Commentary
Diffuse large B-cell lymphoma (DLBCL) is the most common non-Hodgkin lymphoma with 5-year survival rates of ~60% following conventional chemoimmunotherapy in the first-line setting. Following relapse, salvage therapy followed by high-dose chemotherapy with autologous stem-cell transplantation can result in long-term remissions; however, those who relapse have a poor prognosis. The recently published SCHOLAR-1 study retrospectively analyzed the outcomes of patients with relapsed or refractory DLBCL and found that for patients with refractory disease the objective response to salvage therapy was only 26% (7% CR) with a median OS of 6.3 months [1]. CAR-engineered T cells offer a novel and revolutionary therapy for these patients, whom otherwise have very poor outcomes.
Early CAR T-cell trials by Bretjens and colleagues first documented a CR in a subset of patients with refractory hematologic malignancies [2]. Since that time there has been tremendous advancement in CAR T development and clinical application. In the December 2017 issue of the New England Journal of Medicine there were 2 studies published validating the efficacy of CD19-targeted CAR T-cell therapy in relapsed/refractory lymphoma, the current ZUMA-1 study as well as another small case-series by Schuster and colleagues. Schuster et al evaluated the CD19-directed CAR, CTL019, in 28 patients with relapsed/refractory DLBCL or follicular lymphoma. The ORR noted in this study was 64% with a CR rate of 57% [3]. Similarly, in the current ZUMA-1 study the CR rate was 54% in 101 patients with relapsed and refractory large B-cell lymphomas. In addition, with a median follow-up of 15.4 months responses were ongoing in 42% of patients including 40% who had a CR. The durability of such responses has been demonstrated in 3 of 7 patients from the phase 1 portion of this study at 24 months. Durable responses have also been reported with anti-CD19 CAR T-cell therapy in 4 of 5 patients who had a CR and remain in remission after 3-4 years of follow-up [4]. While promising, the durability of responses remains unclear. While CAR therapy represents an exciting therapeutic strategy, it should be noted that in this study approximately 50% of patients will not achieve a durable response and the reason for this is not completely understood.
One of the most discussed aspects of CAR therapy has been the unique toxicity profile, which was again noted in the ZUMA-1 study. As noted, 95% of patients in this study experienced a grade 3 or higher AE. Of interest, cytokine release syndrome occurred in 93% of patients with 13% being grade 3 or higher. There were 2 deaths attributed to such. Neurological toxicity was also noted in 64% of patients in this trial. While the vast majority of these AEs were reversible, they clearly represent high treatment-related morbidity.

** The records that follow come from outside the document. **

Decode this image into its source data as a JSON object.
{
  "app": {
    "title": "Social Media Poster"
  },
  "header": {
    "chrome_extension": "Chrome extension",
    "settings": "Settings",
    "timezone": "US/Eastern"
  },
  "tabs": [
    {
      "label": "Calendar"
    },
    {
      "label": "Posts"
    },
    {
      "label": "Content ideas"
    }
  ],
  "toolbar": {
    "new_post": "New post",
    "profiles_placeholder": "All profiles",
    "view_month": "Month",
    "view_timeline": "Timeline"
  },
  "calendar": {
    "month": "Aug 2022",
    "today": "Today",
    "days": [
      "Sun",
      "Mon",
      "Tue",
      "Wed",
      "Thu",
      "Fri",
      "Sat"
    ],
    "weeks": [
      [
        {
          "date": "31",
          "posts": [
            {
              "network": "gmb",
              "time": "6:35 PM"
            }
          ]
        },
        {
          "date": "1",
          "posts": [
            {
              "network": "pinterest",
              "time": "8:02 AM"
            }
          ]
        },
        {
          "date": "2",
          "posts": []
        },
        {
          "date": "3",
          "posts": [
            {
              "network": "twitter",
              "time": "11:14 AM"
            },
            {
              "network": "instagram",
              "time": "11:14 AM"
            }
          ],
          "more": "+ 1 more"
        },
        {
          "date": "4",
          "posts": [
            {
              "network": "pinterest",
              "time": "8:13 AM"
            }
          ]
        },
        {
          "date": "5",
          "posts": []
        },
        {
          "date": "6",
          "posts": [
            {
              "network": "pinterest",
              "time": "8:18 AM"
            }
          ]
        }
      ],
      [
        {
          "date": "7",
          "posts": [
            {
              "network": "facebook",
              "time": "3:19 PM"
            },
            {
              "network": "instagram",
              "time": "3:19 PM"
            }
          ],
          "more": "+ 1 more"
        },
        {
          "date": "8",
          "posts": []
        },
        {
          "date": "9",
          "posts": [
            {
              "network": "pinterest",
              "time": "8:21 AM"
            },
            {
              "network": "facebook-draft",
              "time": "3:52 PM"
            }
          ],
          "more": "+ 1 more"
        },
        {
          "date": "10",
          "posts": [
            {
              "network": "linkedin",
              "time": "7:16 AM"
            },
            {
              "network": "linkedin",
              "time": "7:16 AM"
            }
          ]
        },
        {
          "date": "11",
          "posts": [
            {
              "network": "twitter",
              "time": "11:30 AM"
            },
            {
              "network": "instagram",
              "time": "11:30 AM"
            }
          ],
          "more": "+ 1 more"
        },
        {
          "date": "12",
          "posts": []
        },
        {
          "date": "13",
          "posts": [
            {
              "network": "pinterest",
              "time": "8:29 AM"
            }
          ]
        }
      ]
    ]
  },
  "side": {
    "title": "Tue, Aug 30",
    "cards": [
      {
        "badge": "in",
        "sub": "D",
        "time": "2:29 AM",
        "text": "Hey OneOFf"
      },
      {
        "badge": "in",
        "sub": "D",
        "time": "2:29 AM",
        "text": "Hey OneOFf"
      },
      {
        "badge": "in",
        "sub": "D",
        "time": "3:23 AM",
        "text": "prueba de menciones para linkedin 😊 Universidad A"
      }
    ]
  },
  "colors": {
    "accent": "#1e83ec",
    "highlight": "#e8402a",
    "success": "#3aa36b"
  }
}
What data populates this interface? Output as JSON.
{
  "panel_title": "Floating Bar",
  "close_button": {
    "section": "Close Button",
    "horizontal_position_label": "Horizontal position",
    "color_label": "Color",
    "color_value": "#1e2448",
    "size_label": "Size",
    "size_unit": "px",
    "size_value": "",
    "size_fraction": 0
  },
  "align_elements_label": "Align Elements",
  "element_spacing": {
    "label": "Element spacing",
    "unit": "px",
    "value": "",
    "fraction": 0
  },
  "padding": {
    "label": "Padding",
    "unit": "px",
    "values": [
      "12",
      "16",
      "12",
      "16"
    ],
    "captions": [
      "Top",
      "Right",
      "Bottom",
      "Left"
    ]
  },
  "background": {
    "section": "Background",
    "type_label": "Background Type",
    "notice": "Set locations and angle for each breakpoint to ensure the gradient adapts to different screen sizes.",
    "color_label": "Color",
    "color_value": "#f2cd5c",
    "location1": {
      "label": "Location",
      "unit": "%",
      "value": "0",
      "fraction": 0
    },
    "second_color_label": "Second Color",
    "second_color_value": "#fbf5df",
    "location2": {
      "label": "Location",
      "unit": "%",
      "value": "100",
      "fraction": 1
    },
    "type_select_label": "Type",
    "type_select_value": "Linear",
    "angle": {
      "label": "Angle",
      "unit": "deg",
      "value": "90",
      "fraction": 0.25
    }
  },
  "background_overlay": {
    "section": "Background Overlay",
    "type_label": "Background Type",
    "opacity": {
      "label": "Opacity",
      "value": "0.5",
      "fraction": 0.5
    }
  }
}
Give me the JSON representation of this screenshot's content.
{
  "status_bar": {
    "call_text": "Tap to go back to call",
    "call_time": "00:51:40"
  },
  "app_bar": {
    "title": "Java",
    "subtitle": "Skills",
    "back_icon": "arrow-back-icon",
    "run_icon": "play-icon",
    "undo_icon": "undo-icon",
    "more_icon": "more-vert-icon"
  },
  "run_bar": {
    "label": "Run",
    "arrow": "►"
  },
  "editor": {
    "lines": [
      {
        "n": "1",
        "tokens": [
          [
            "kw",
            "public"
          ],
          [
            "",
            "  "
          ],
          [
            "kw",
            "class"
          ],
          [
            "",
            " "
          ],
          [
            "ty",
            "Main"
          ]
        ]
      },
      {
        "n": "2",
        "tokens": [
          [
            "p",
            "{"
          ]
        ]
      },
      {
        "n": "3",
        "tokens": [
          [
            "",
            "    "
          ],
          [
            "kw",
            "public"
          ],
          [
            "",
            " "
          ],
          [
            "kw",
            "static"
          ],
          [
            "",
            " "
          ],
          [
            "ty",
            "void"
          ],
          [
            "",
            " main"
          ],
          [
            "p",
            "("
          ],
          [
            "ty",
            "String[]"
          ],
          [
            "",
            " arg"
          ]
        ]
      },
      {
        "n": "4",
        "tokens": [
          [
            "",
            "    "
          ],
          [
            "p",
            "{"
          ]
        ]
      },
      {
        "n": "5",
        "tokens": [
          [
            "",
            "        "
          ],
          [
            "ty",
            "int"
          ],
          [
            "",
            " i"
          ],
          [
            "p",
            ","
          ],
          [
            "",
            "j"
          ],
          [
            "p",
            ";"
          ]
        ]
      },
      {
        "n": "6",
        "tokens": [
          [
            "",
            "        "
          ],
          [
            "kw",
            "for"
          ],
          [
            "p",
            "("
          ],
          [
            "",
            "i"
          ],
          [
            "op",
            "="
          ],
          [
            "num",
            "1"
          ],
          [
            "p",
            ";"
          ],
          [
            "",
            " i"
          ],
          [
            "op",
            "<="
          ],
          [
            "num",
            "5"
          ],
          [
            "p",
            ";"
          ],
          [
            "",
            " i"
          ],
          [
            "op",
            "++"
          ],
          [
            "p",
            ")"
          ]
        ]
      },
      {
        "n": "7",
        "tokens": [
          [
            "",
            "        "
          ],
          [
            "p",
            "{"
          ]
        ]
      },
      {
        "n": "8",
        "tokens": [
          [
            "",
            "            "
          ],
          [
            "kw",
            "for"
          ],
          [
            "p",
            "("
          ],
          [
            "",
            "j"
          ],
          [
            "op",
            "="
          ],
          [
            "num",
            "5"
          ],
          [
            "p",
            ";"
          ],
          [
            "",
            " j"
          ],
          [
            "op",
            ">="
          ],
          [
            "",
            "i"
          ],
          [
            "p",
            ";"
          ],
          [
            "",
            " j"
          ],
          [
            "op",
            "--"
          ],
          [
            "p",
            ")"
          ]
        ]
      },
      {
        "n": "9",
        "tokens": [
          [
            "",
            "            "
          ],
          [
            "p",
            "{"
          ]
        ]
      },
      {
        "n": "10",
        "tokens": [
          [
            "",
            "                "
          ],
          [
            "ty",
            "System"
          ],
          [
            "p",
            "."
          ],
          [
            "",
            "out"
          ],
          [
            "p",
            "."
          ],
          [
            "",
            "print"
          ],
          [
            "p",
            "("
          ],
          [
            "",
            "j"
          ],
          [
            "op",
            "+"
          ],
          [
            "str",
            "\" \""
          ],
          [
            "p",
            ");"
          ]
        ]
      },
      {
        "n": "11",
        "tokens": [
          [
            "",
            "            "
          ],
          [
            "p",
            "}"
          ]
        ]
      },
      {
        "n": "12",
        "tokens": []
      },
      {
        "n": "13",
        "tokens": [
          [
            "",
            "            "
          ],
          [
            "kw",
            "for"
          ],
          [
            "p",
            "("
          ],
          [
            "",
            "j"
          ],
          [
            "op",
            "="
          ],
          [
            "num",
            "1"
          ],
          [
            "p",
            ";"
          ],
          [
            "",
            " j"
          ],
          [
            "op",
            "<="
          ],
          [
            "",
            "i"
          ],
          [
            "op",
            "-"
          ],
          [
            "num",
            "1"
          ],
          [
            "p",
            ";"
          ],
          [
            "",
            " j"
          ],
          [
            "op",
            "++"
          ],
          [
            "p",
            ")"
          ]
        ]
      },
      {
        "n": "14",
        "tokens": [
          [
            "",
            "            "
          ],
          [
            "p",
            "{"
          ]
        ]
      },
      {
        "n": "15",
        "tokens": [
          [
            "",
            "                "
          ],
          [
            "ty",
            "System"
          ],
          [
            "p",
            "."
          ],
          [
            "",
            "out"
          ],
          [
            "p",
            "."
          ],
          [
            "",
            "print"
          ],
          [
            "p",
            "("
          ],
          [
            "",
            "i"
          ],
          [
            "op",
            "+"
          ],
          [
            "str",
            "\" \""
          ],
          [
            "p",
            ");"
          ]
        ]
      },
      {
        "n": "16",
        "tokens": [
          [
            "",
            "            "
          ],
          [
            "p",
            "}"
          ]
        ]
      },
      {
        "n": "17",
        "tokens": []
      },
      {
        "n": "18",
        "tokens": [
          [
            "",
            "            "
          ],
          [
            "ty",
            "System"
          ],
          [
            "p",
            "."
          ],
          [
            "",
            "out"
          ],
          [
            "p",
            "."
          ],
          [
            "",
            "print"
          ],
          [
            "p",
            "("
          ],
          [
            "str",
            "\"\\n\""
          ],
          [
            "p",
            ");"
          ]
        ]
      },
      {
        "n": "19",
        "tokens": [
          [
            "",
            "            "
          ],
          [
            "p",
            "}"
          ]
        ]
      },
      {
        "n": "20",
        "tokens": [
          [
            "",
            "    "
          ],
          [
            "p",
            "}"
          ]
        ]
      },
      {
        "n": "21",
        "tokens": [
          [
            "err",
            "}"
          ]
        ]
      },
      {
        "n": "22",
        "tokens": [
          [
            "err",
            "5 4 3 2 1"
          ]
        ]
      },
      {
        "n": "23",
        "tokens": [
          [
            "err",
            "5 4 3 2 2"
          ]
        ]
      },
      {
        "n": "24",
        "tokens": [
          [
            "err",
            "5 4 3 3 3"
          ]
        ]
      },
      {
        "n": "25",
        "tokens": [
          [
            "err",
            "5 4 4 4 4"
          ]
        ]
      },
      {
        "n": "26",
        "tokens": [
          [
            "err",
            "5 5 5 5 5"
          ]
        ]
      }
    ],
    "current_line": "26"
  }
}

The results of the ZUMA-1 study lead to the FDA approval of anti-CD19 CAR T-cell therapy for relapsed or refractory large B-cell lymphoma in October 2017 and represents a pivotal advancement in the management of these patients with otherwise limited treatment options and overall poor outcomes. The ZUMA-1 trial not only demonstrates the efficacy of such agents but also demonstrates the feasibility of incorporating them into clinical practice with a 99% manufacturing success rate and short (median 17 days) product delivery time. The economic burden of such therapies warrant particular consideration as the indications for CAR therapy will continue to expand, driving the cost of care higher. Nevertheless, this represents an exciting step forward in personalized medicine.
Applications for Clinical Practice
CAR T-cell therapy with the CD-19 targeted CAR axicabtagene ciloleucel (axi-cel) results in a high rate of objective and durable responses in patients with relapsed or refractory large B-cell lymphomas. While such treatment does carry a high rate of toxicity in regards to cytokine release and neurological complications, this represents an important treatment option in patients with refractory disease with a historically poor prognosis. However, there will be a need to develop policies to address the economic challenges associated with such treatments.